Dinner pallet: Homemade sage-sea-salt-sourdough bread, cucumbers, tomatoes, pickled onions, and salted kefir cheese in olive oil. Just don't tell anyone we got the veggies and hummus from Safeway . . .

Mantenimiento



It's hard to focus on writing when I'm at home - ironic since I'm supposed to be writing about home - but my thoughts are scattered by a to-do list that will probably never end: unpack, do laundry, clean the chick's bedding, clean the kitchen, make bread, fix my banjo neck, practice the banjo, plant snow peas, water the seedlings in the greenhouse, pick more nettles, fix my sewing machine, mend a scratched-up armchair . . .

But then again, this is what home feels like these days: an endless procession of tasks. When I'm feeling defeated by what feels like a daily grind, I often think of a book I read a couple of years ago called Zapotec Science. It's a book about subsistence agriculture in indigenous communities, where people use the term mantenimiento (maintenance) to describe the daily tasks and rituals involved in sustaining their way of life on the land. I don't know why that word resonates so much with me, but I think of it often.

For me it has come to mean that there is value in the daily rhythms and routines, in just keeping on keeping on. In a society obsessed with forward motion, mantenimiento is a reminder that the most profoundly powerful forces are not linear but cyclical. Spring blooms into summer, explodes in fall, decomposes in winter, only to be born again. Rain turns to oceans that fly into the sky and become clouds, only to fall again. I cook to clean to cook to clean to cook.

Saturday, March 26, 2011

Making it Happen


Enough hemming and hawing -- I'm just going to write.

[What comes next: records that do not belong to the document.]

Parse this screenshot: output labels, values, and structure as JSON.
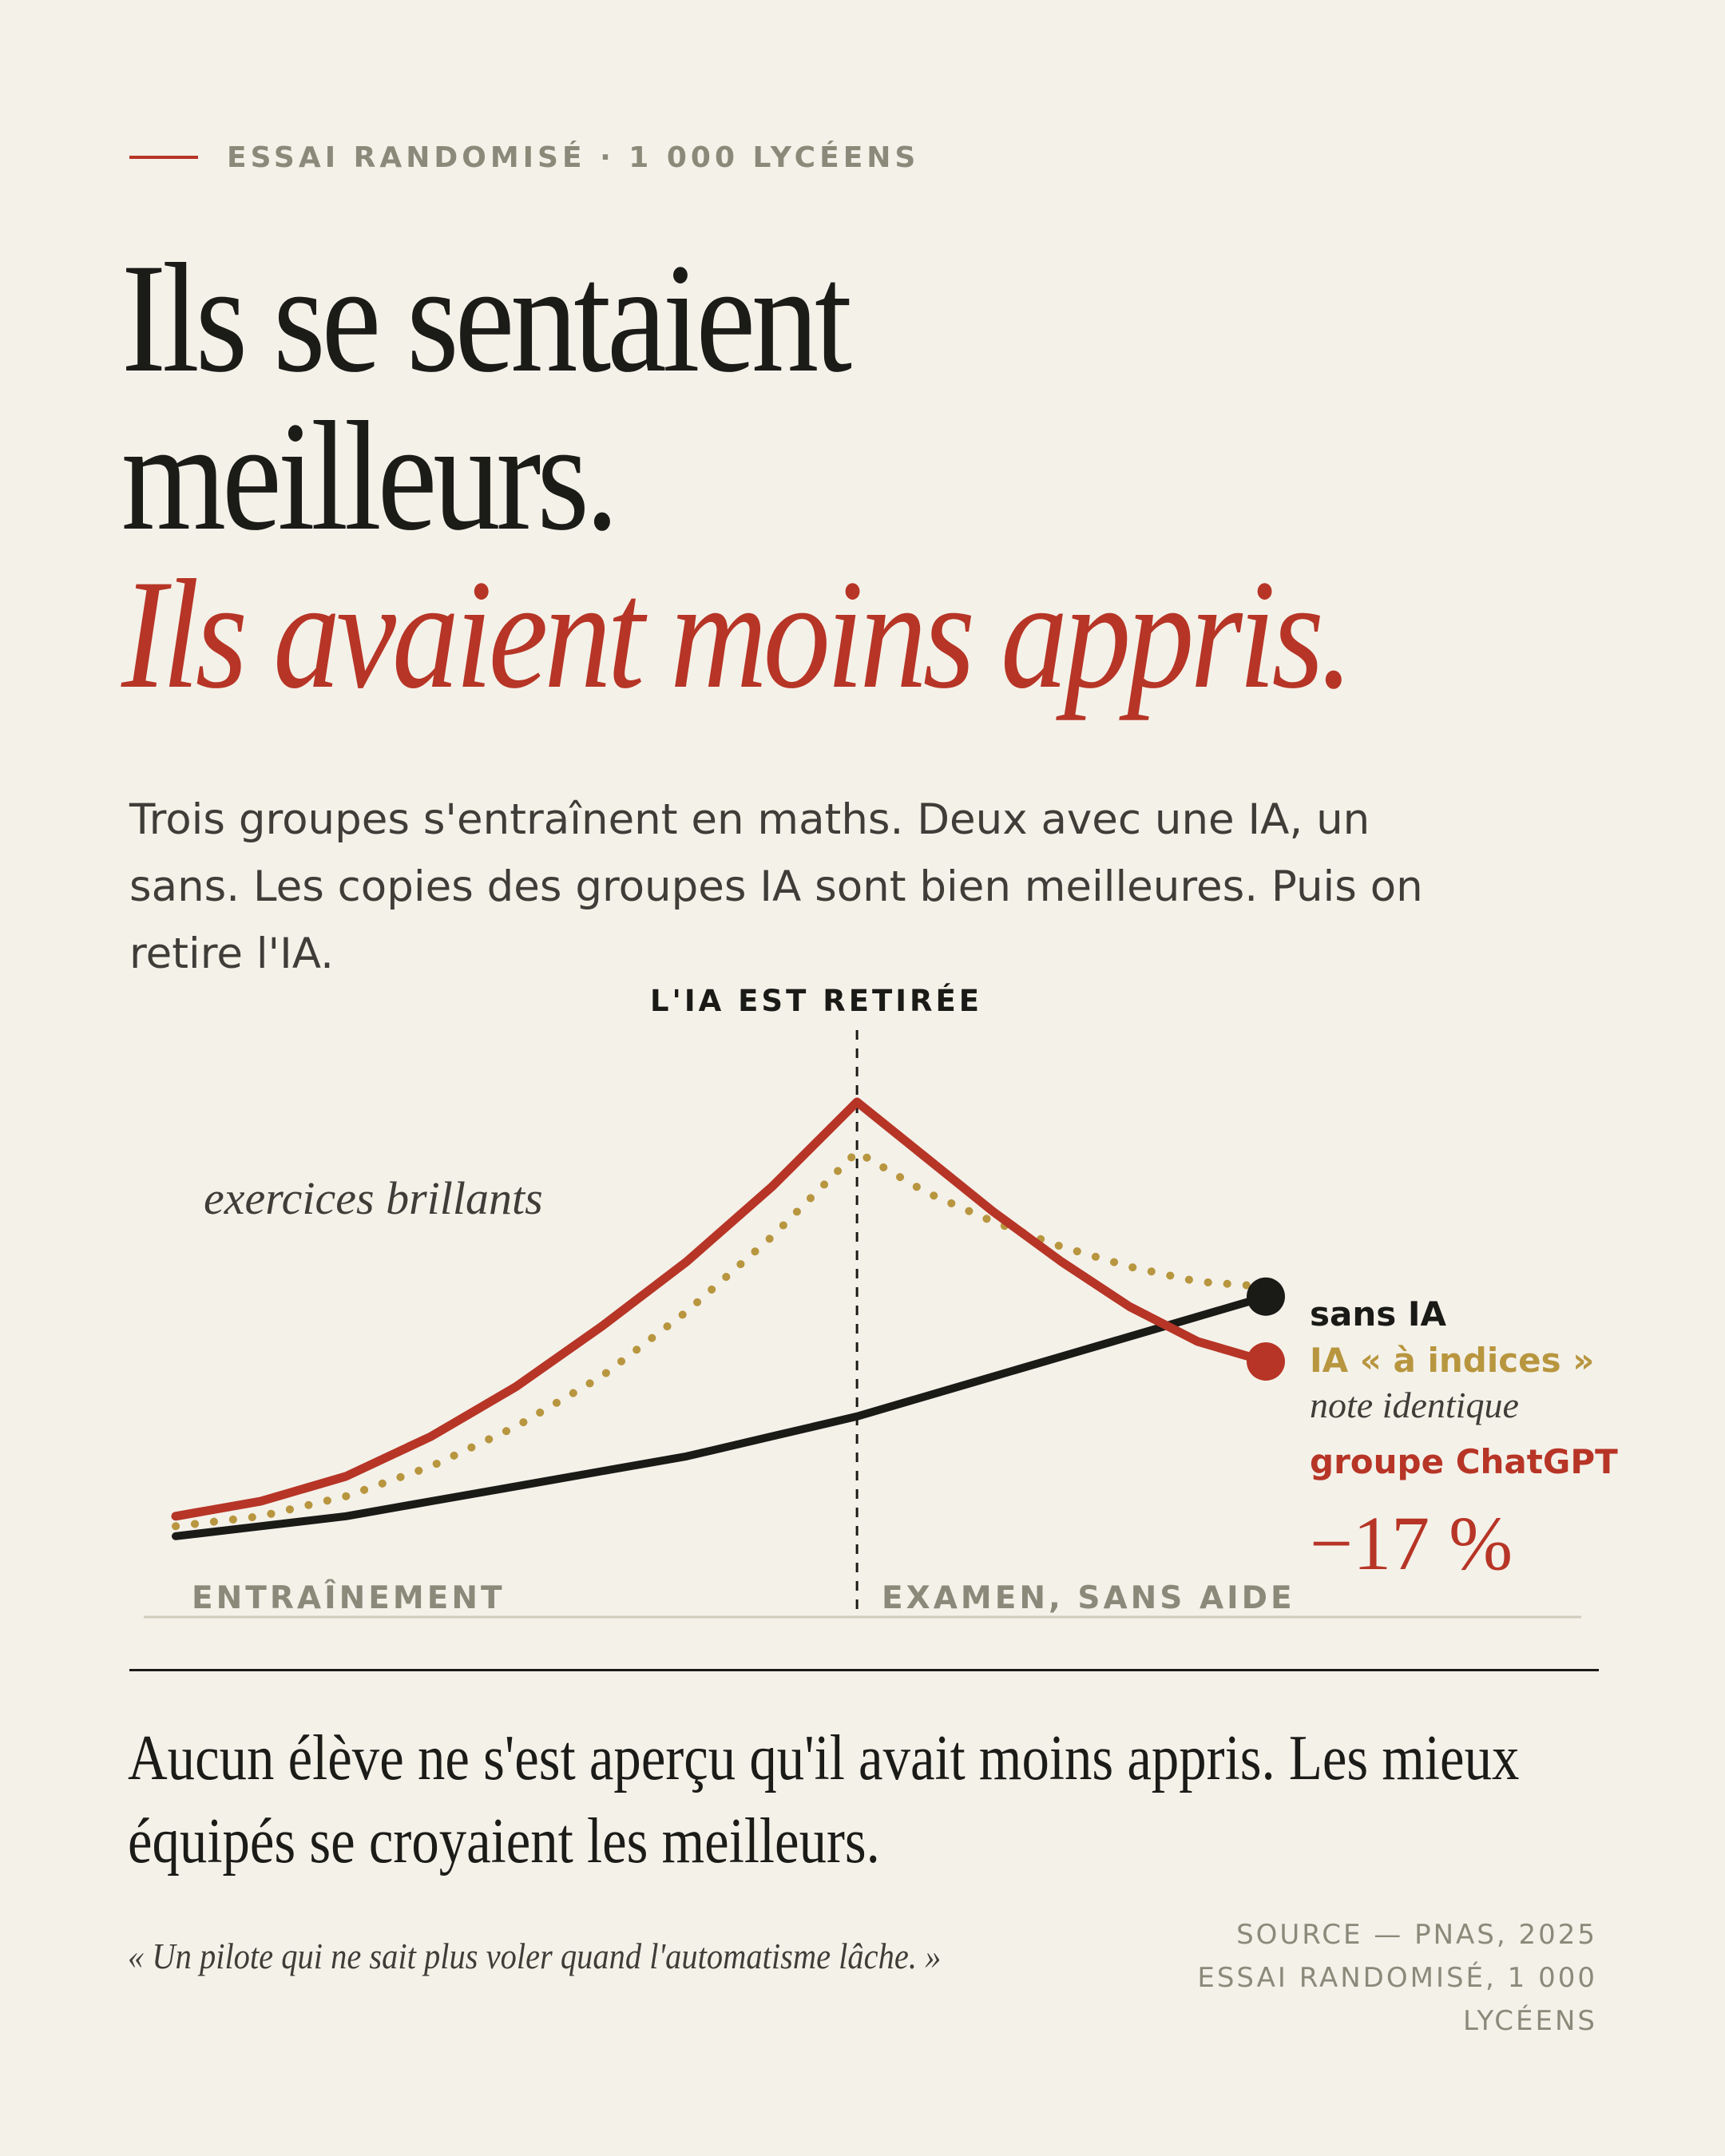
{
  "eyebrow": "ESSAI RANDOMISÉ · 1 000 LYCÉENS",
  "headline": {
    "line1": "Ils se sentaient",
    "line2": "meilleurs.",
    "line3": "Ils avaient moins appris."
  },
  "lede": "Trois groupes s'entraînent en maths. Deux avec une IA, un sans. Les copies des groupes IA sont bien meilleures. Puis on retire l'IA.",
  "colors": {
    "accent": "#b73526",
    "gold": "#b8963f",
    "ink": "#1a1a17",
    "muted": "#8b8a7a",
    "background": "#f4f1e9"
  },
  "chart_data": {
    "type": "line",
    "title": "",
    "xlabel": "",
    "ylabel": "",
    "x": [
      0,
      0.125,
      0.25,
      0.375,
      0.5,
      0.625,
      0.75,
      0.875,
      1.0,
      1.1,
      1.2,
      1.3,
      1.4,
      1.5,
      1.6
    ],
    "xlim": [
      0,
      1.6
    ],
    "ylim": [
      0,
      100
    ],
    "split_x": 1.0,
    "split_label": "L'IA EST RETIRÉE",
    "phase_labels": [
      "ENTRAÎNEMENT",
      "EXAMEN, SANS AIDE"
    ],
    "annotation": "exercices brillants",
    "series": [
      {
        "name": "groupe ChatGPT",
        "style": "solid",
        "color": "#b73526",
        "values": [
          9,
          12,
          17,
          25,
          35,
          47,
          60,
          75,
          92,
          81,
          70,
          60,
          51,
          44,
          40
        ]
      },
      {
        "name": "IA « à indices »",
        "style": "dotted",
        "color": "#b8963f",
        "values": [
          7,
          9,
          13,
          19,
          27,
          37,
          50,
          65,
          82,
          74,
          68,
          63,
          59,
          56,
          55
        ]
      },
      {
        "name": "sans IA",
        "style": "solid",
        "color": "#1a1a17",
        "values": [
          5,
          7,
          9,
          12,
          15,
          18,
          21,
          25,
          29,
          33,
          37,
          41,
          45,
          49,
          53
        ]
      }
    ],
    "legend": {
      "no_ai": "sans IA",
      "hints": "IA « à indices »",
      "same_grade": "note identique",
      "chatgpt": "groupe ChatGPT",
      "delta": "−17 %"
    }
  },
  "conclusion": "Aucun élève ne s'est aperçu qu'il avait moins appris. Les mieux équipés se croyaient les meilleurs.",
  "quote": "« Un pilote qui ne sait plus voler quand l'automatisme lâche. »",
  "source": {
    "line1": "SOURCE — PNAS, 2025",
    "line2": "ESSAI RANDOMISÉ, 1 000",
    "line3": "LYCÉENS"
  }
}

I was going to call this blog "Oekologie," the original Greek spelling of the word "ecology," which literally means "study of the house." I like that definition because it explains why the natural world is so important to me; it is my home. It also affirms my current obsession with self-sufficiency and my efforts to nourish my own immediate ecosystem, justifying why my living room smells like worm compost and deer hide, my fridge is full of stinging nettles, and my kitchen countertops are a mini-laboratory of culturing kefir and rising sourdough bread.

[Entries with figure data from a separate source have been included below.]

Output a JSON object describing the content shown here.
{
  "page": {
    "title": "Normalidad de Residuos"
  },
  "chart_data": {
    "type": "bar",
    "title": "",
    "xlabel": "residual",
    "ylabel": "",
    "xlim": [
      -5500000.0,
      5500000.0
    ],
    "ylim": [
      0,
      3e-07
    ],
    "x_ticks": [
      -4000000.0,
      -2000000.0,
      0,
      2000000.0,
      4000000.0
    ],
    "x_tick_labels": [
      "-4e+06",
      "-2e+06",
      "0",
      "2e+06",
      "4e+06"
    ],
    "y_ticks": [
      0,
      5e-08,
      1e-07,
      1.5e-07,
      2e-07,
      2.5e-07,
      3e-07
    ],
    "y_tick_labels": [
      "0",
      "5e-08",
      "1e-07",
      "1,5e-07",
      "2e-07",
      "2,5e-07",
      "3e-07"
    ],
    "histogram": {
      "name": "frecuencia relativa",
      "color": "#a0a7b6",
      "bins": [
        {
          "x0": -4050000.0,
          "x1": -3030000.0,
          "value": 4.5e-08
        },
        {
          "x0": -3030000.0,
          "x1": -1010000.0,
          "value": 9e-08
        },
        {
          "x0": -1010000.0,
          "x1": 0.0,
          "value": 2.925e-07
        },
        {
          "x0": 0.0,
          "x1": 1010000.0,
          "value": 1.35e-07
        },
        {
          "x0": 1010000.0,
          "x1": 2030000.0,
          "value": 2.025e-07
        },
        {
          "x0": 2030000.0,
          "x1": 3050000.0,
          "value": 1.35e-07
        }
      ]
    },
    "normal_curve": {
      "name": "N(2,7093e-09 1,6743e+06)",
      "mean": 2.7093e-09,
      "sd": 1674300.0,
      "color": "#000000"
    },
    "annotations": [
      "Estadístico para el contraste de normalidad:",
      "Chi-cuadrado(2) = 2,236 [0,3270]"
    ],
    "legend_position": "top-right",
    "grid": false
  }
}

But a quick google search revealed that there's already some kind of blog festival called Oekologie, so I had to throw that title out. It was a premature title anyway, since at the moment I don't feel I have a very complete home to study yet. I'm more in the process of creating my ecosystem, deciding where it is and what it means to inhabit it, and how I can economically (another oeko-word . . . curious) support myself while I putter about planting garlic and pickling fiddlehead ferns.

In college I studied ecology, but now I'm searching for home. I'm an Oekoseeker. I'm sure my writings here will wander outside of any parameters I might set for myself, but they will all be, in some way, an expression of my oekoseeking.


Chicklets Dundee and Penguin, the newest additions to my oeko-system.